The sheer scale of Portugal’s income from gold mines of Brazil is hard to comprehend, although it was quickly matched by the scale and enthusiasm of its expenditure by the crown. The first half of the eighteen century saw at least a thousand tones of Brazil gold make its way into Lisbon harbor. Compared with the annual yield of half a tone that had been shipped from the West African gold cost during the first imperial boom years of fifteenth and sixteen centuries, these were unimaginable riches and they drove the King of Portugal delirious with wealth.
Dom Joao V, who ascended to the throne at the age seventeen in 1706, just as the gold rush begin in earnest, did what any young monarch would have done in his place: he dispensed with parliament, surrounded himself with sycophants and mistresses and embarked upon the creation of an absolutist regime that would be known throughout the world for the lavishness of its spending. He was after all, the richest monarch in Christendom and he was ken that all of Christendom should know it.

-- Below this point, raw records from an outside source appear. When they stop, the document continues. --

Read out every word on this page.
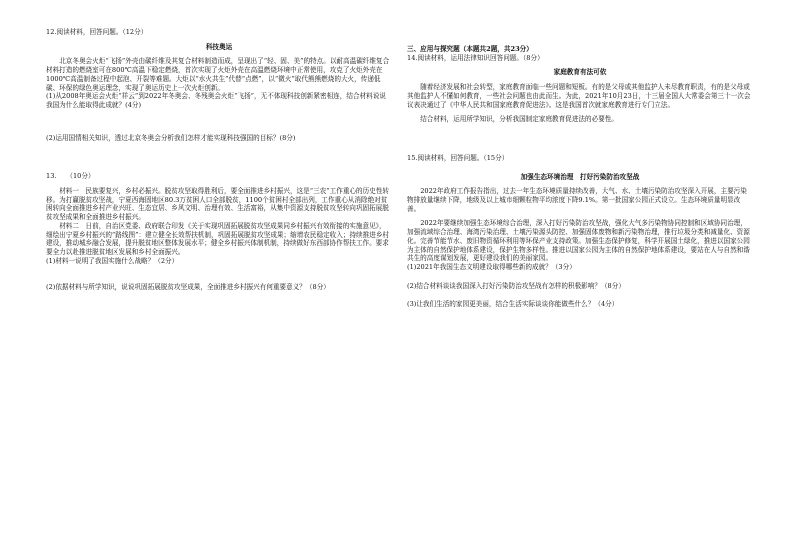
12.阅读材料，回答问题。（12分）

科技奥运

北京冬奥会火炬“飞扬”外壳由碳纤维及其复合材料制造而成，呈现出了“轻、固、美”的特点。以耐高温碳纤维复合材料打造的燃烧室可在800℃高温下稳定燃烧，首次实现了火炬外壳在高温燃烧环境中正常使用，攻克了火炬外壳在1000℃高温制备过程中起泡、开裂等难题。大炬以“水火共生”代替“点燃”，以“微火”取代熊熊燃烧的大火，传递低碳、环保的绿色奥运理念，实现了奥运历史上一次火炬创新。

(1)从2008年奥运会火炬“祥云”到2022年冬奥会、冬残奥会火炬“飞扬”，无不体现科技创新紧密相连，结合材料说说我国为什么能取得此成就？(4分)

(2)运用国情相关知识，透过北京冬奥会分析我们怎样才能实现科技强国的目标？(8分)

13.　　（10分）

材料一　民族要复兴，乡村必振兴。脱贫攻坚取得胜利后，要全面推进乡村振兴，这是“三农”工作重心的历史性转移。为打赢脱贫攻坚战，宁夏西海固地区80.3万贫困人口全部脱贫，1100个贫困村全部出列，工作重心从消除绝对贫困转向全面推进乡村产业兴旺、生态宜居、乡风文明、治理有效、生活富裕，从集中资源支持脱贫攻坚转向巩固拓展脱贫攻坚成果和全面推进乡村振兴。

材料二　日前，自治区党委、政府联合印发《关于实现巩固拓展脱贫攻坚成果同乡村振兴有效衔接的实施意见》，细绘出宁夏乡村振兴的“路线图”：建立健全长效帮扶机制，巩固拓展脱贫攻坚成果；缩增农民稳定收入；持续推进乡村建设，推动城乡融合发展，提升脱贫地区整体发展水平；健全乡村振兴体制机制，持续做好东西部协作帮扶工作。要求要全力以赴推进脱贫地区发展和乡村全面振兴。

(1)材料一说明了我国实施什么战略？（2分）

(2)依据材料与所学知识，说说巩固拓展脱贫攻坚成果，全面推进乡村振兴有何重要意义？（8分）

三、应用与探究题（本题共2题，共23分）

14.阅读材料，运用法律知识回答问题。（8分）

家庭教育有法可依

随着经济发展和社会转型，家庭教育面临一些问题和短板。有的是父母或其他监护人未尽教育职责，有的是父母或其他监护人不懂如何教育，一些社会问题也由此而生。为此，2021年10月23日，十三届全国人大常委会第三十一次会议表决通过了《中华人民共和国家庭教育促进法》。这是我国首次就家庭教育进行专门立法。

结合材料，运用所学知识，分析我国制定家庭教育促进法的必要性。

15.阅读材料，回答问题。（15分）

加强生态环境治理　打好污染防治攻坚战

2022年政府工作报告指出，过去一年生态环境质量持续改善，大气、水、土壤污染防治攻坚深入开展，主要污染物排放量继续下降，地级及以上城市细颗粒物平均浓度下降9.1%。第一批国家公园正式设立。生态环境质量明显改善。

2022年要继续加强生态环境综合治理，深入打好污染防治攻坚战，强化大气多污染物协同控制和区域协同治理，加强流域综合治理、海湾污染治理、土壤污染源头防控、加强固体废物和新污染物治理，推行垃圾分类和减量化、资源化。完善节能节水、废旧物资循环利用等环保产业支持政策。加强生态保护修复，科学开展国土绿化，推进以国家公园为主体的自然保护地体系建设，保护生物多样性。推进以国家公园为主体的自然保护地体系建设，要站在人与自然和谐共生的高度谋划发展，更好建设我们的美丽家园。

(1)2021年我国生态文明建设取得哪些新的成就？（3分）

(2)结合材料谈谈我国深入打好污染防治攻坚战有怎样的积极影响？（8分）

(3)让我们生活的家园更美丽，结合生活实际谈谈你能做些什么？（4分）
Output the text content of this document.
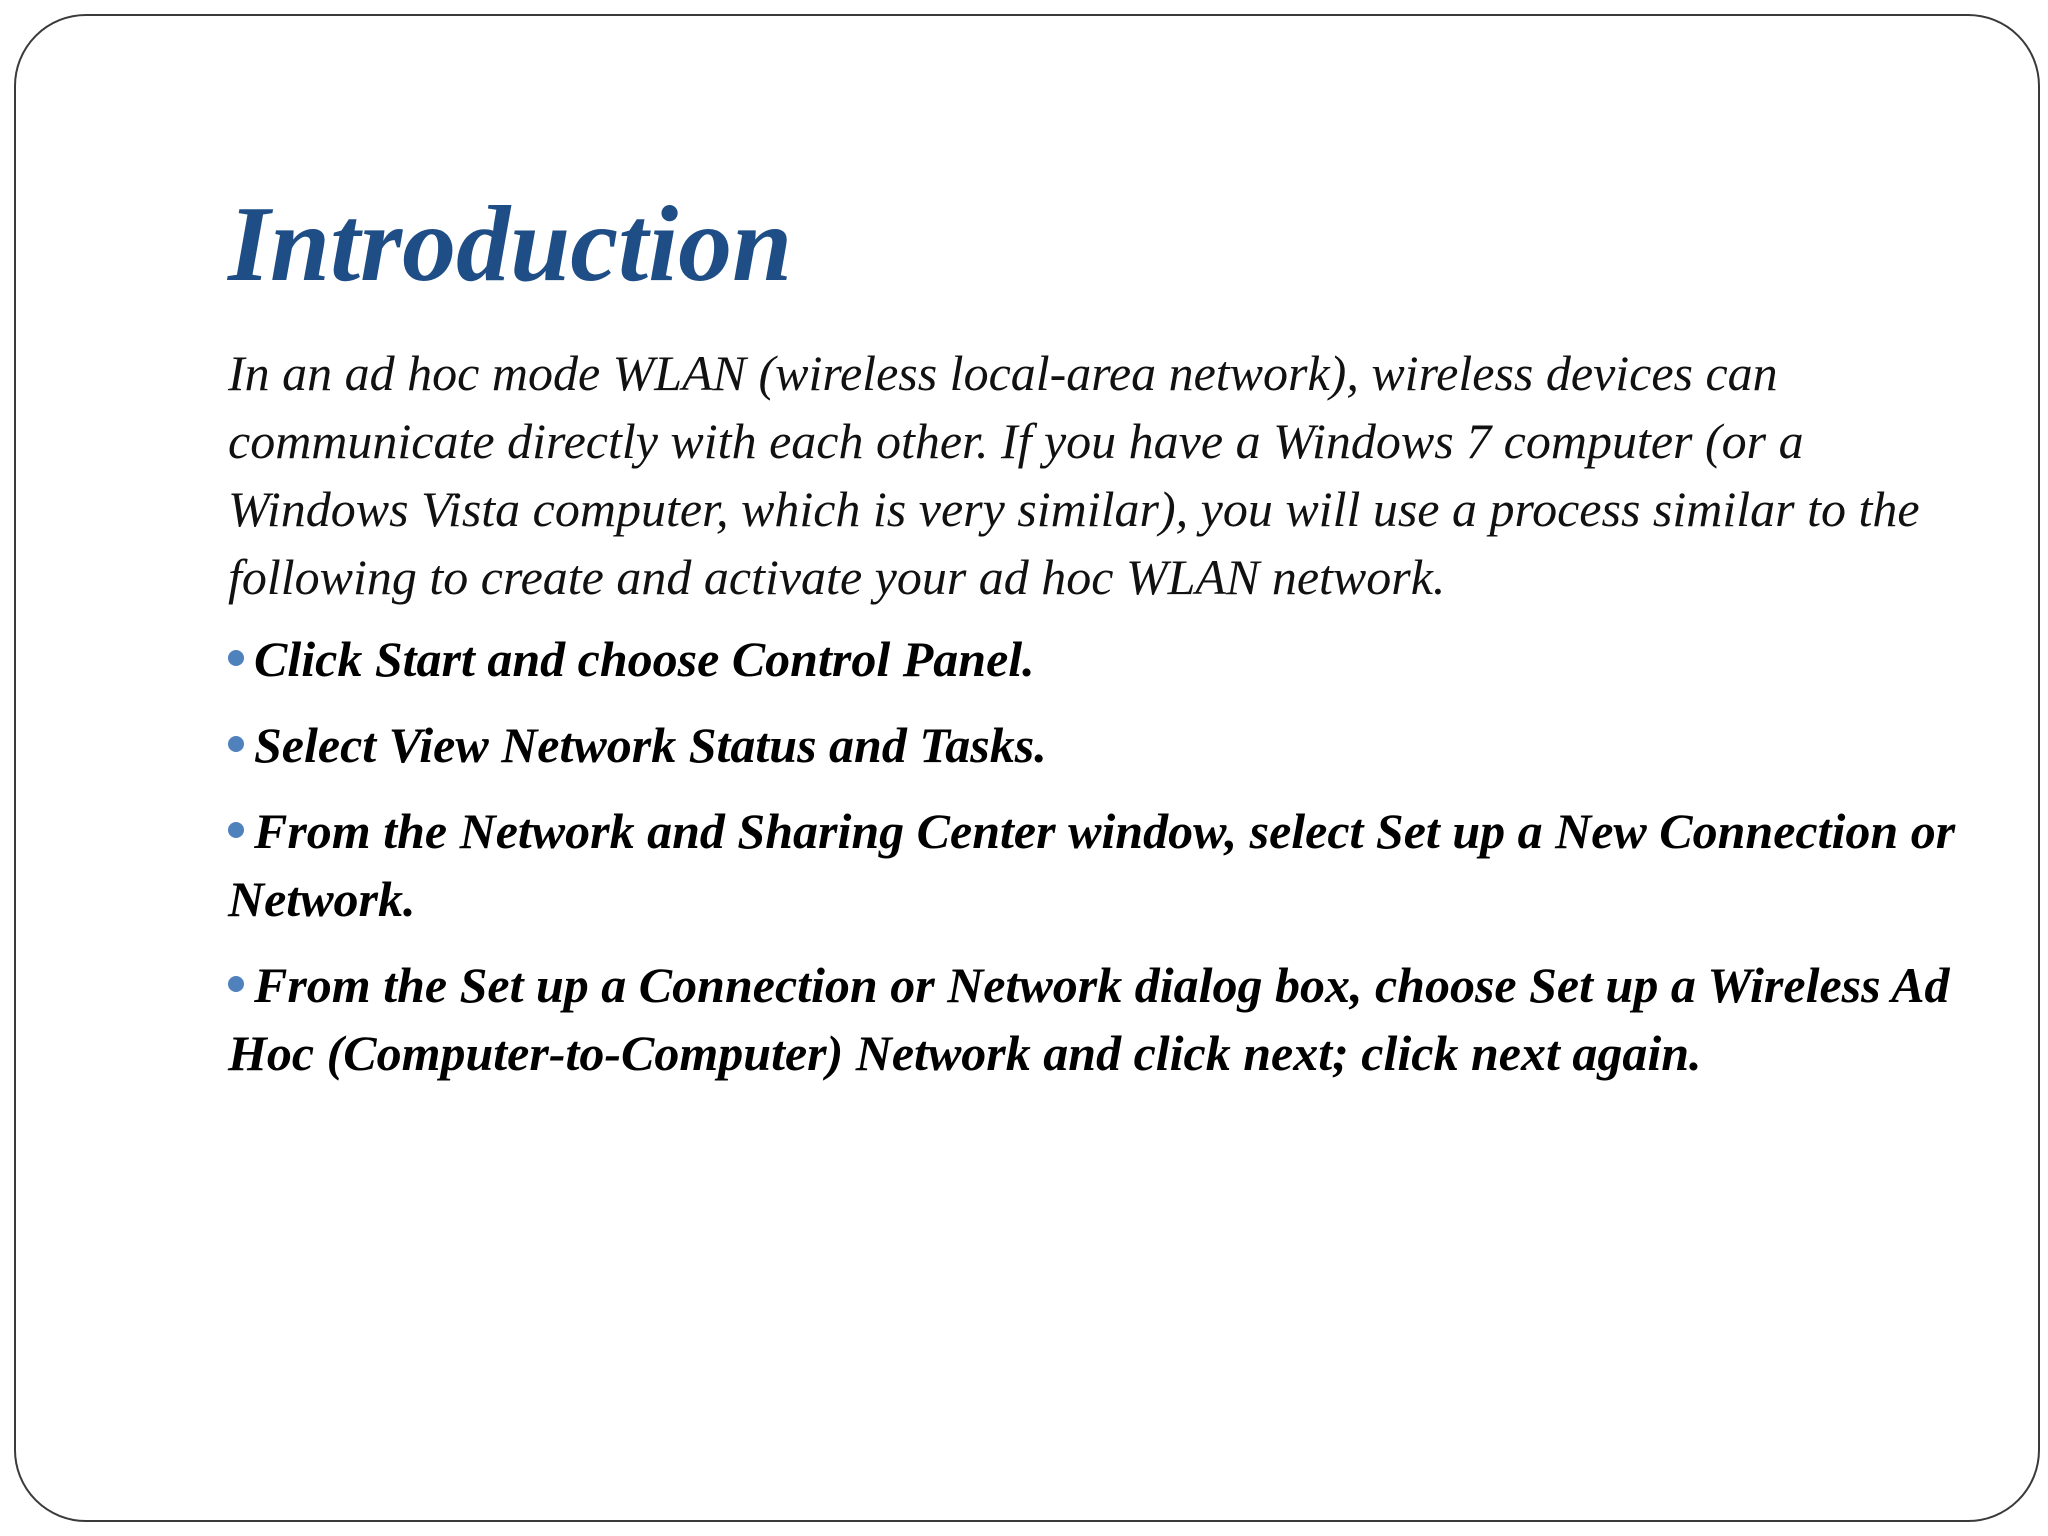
Introduction

In an ad hoc mode WLAN (wireless local-area network), wireless devices can communicate directly with each other. If you have a Windows 7 computer (or a Windows Vista computer, which is very similar), you will use a process similar to the following to create and activate your ad hoc WLAN network.

Click Start and choose Control Panel.
Select View Network Status and Tasks.
From the Network and Sharing Center window, select Set up a New Connection or Network.
From the Set up a Connection or Network dialog box, choose Set up a Wireless Ad Hoc (Computer-to-Computer) Network and click next; click next again.
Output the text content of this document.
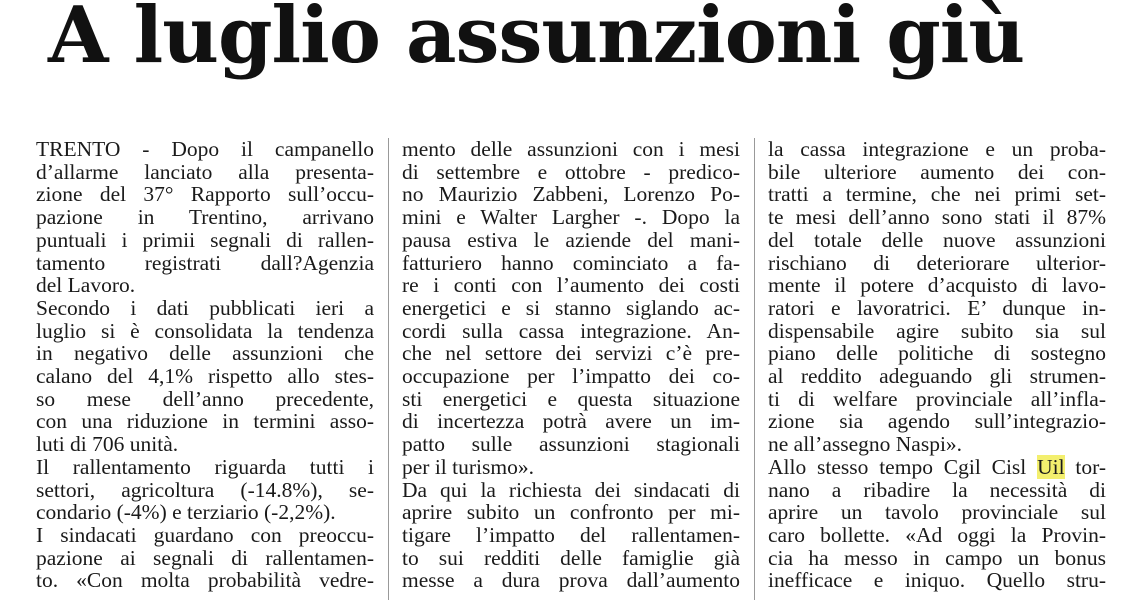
A luglio assunzioni giù
TRENTO - Dopo il campanello
d’allarme lanciato alla presenta-
zione del 37° Rapporto sull’occu-
pazione in Trentino, arrivano
puntuali i primii segnali di rallen-
tamento registrati dall?Agenzia
del Lavoro.
Secondo i dati pubblicati ieri a
luglio si è consolidata la tendenza
in negativo delle assunzioni che
calano del 4,1% rispetto allo stes-
so mese dell’anno precedente,
con una riduzione in termini asso-
luti di 706 unità.
Il rallentamento riguarda tutti i
settori, agricoltura (-14.8%), se-
condario (-4%) e terziario (-2,2%).
I sindacati guardano con preoccu-
pazione ai segnali di rallentamen-
to. «Con molta probabilità vedre-
mento delle assunzioni con i mesi
di settembre e ottobre - predico-
no Maurizio Zabbeni, Lorenzo Po-
mini e Walter Largher -. Dopo la
pausa estiva le aziende del mani-
fatturiero hanno cominciato a fa-
re i conti con l’aumento dei costi
energetici e si stanno siglando ac-
cordi sulla cassa integrazione. An-
che nel settore dei servizi c’è pre-
occupazione per l’impatto dei co-
sti energetici e questa situazione
di incertezza potrà avere un im-
patto sulle assunzioni stagionali
per il turismo».
Da qui la richiesta dei sindacati di
aprire subito un confronto per mi-
tigare l’impatto del rallentamen-
to sui redditi delle famiglie già
messe a dura prova dall’aumento
la cassa integrazione e un proba-
bile ulteriore aumento dei con-
tratti a termine, che nei primi set-
te mesi dell’anno sono stati il 87%
del totale delle nuove assunzioni
rischiano di deteriorare ulterior-
mente il potere d’acquisto di lavo-
ratori e lavoratrici. E’ dunque in-
dispensabile agire subito sia sul
piano delle politiche di sostegno
al reddito adeguando gli strumen-
ti di welfare provinciale all’infla-
zione sia agendo sull’integrazio-
ne all’assegno Naspi».
Allo stesso tempo Cgil Cisl Uil tor-
nano a ribadire la necessità di
aprire un tavolo provinciale sul
caro bollette. «Ad oggi la Provin-
cia ha messo in campo un bonus
inefficace e iniquo. Quello stru-
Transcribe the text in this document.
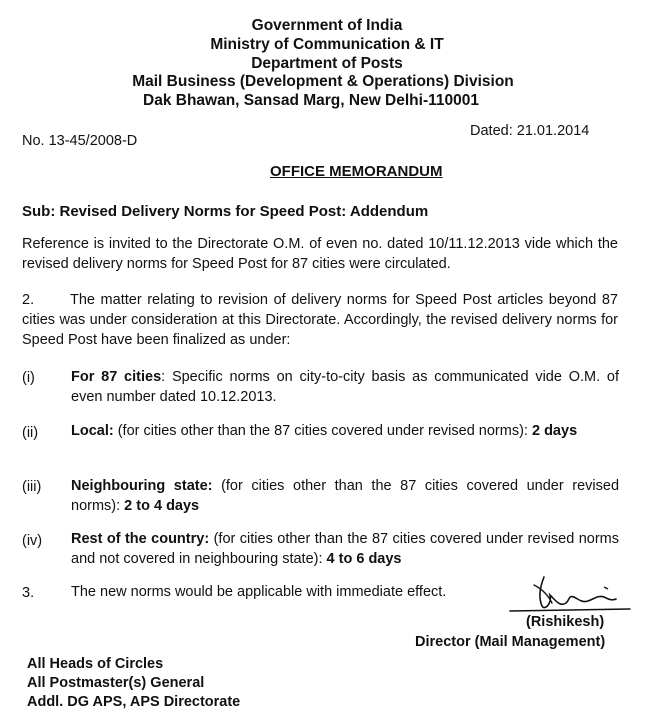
Government of India
Ministry of Communication & IT
Department of Posts
Mail Business (Development & Operations) Division
Dak Bhawan, Sansad Marg, New Delhi-110001
No. 13-45/2008-D
Dated: 21.01.2014
OFFICE MEMORANDUM
Sub: Revised Delivery Norms for Speed Post: Addendum
Reference is invited to the Directorate O.M. of even no. dated 10/11.12.2013 vide which the revised delivery norms for Speed Post for 87 cities were circulated.
2. The matter relating to revision of delivery norms for Speed Post articles beyond 87 cities was under consideration at this Directorate. Accordingly, the revised delivery norms for Speed Post have been finalized as under:
(i) For 87 cities: Specific norms on city-to-city basis as communicated vide O.M. of even number dated 10.12.2013.
(ii) Local: (for cities other than the 87 cities covered under revised norms): 2 days
(iii) Neighbouring state: (for cities other than the 87 cities covered under revised norms): 2 to 4 days
(iv) Rest of the country: (for cities other than the 87 cities covered under revised norms and not covered in neighbouring state): 4 to 6 days
3.	The new norms would be applicable with immediate effect.
(Rishikesh)
Director (Mail Management)
All Heads of Circles
All Postmaster(s) General
Addl. DG APS, APS Directorate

Dom Joao’s programme of public expenditure began with the wholesale ornamentation of Lisbon’s sixty five medieval and baroque churches, along with the building of dozens of new ones in the modern neo-classical style. Although a tenth of the population of Lisbon remained homeless, the interiors of their city’s churches- thanks to the bounty of the Brazilian mines-were soon swimming with gold from floor to ceiling, their walls draped with the costliest paintings and their side chapels studded with gems and precious stones collected from around the world. The Chapel of St John the Baptist for example, which was installed in the ancient church of St Rock in 1750 after eight years’ labour by a team of Italian craftsmen was the most expensive chapel the world had ever seen. Constructed from the rarest marbles and semi precious stones including lapis lazuli, porphyry, jade, agate and amethyst and heavy gilded and tiled throughout, the chapel featured a series of exquisite mosaics depicting scenes from the life of Christ and the Apostles, inlaid into carved surrounds of the finest Carrara marble. Visitor to the church- once they had made their way past the throng of beggars at the door- could hardly believe what they saw, ‘’all was so magnificently, so superstitiously grand’, in the words of George Whitefield, the Methodist minister, whose disapproval of Portuguese religious excess kept faltering before its sensory allure.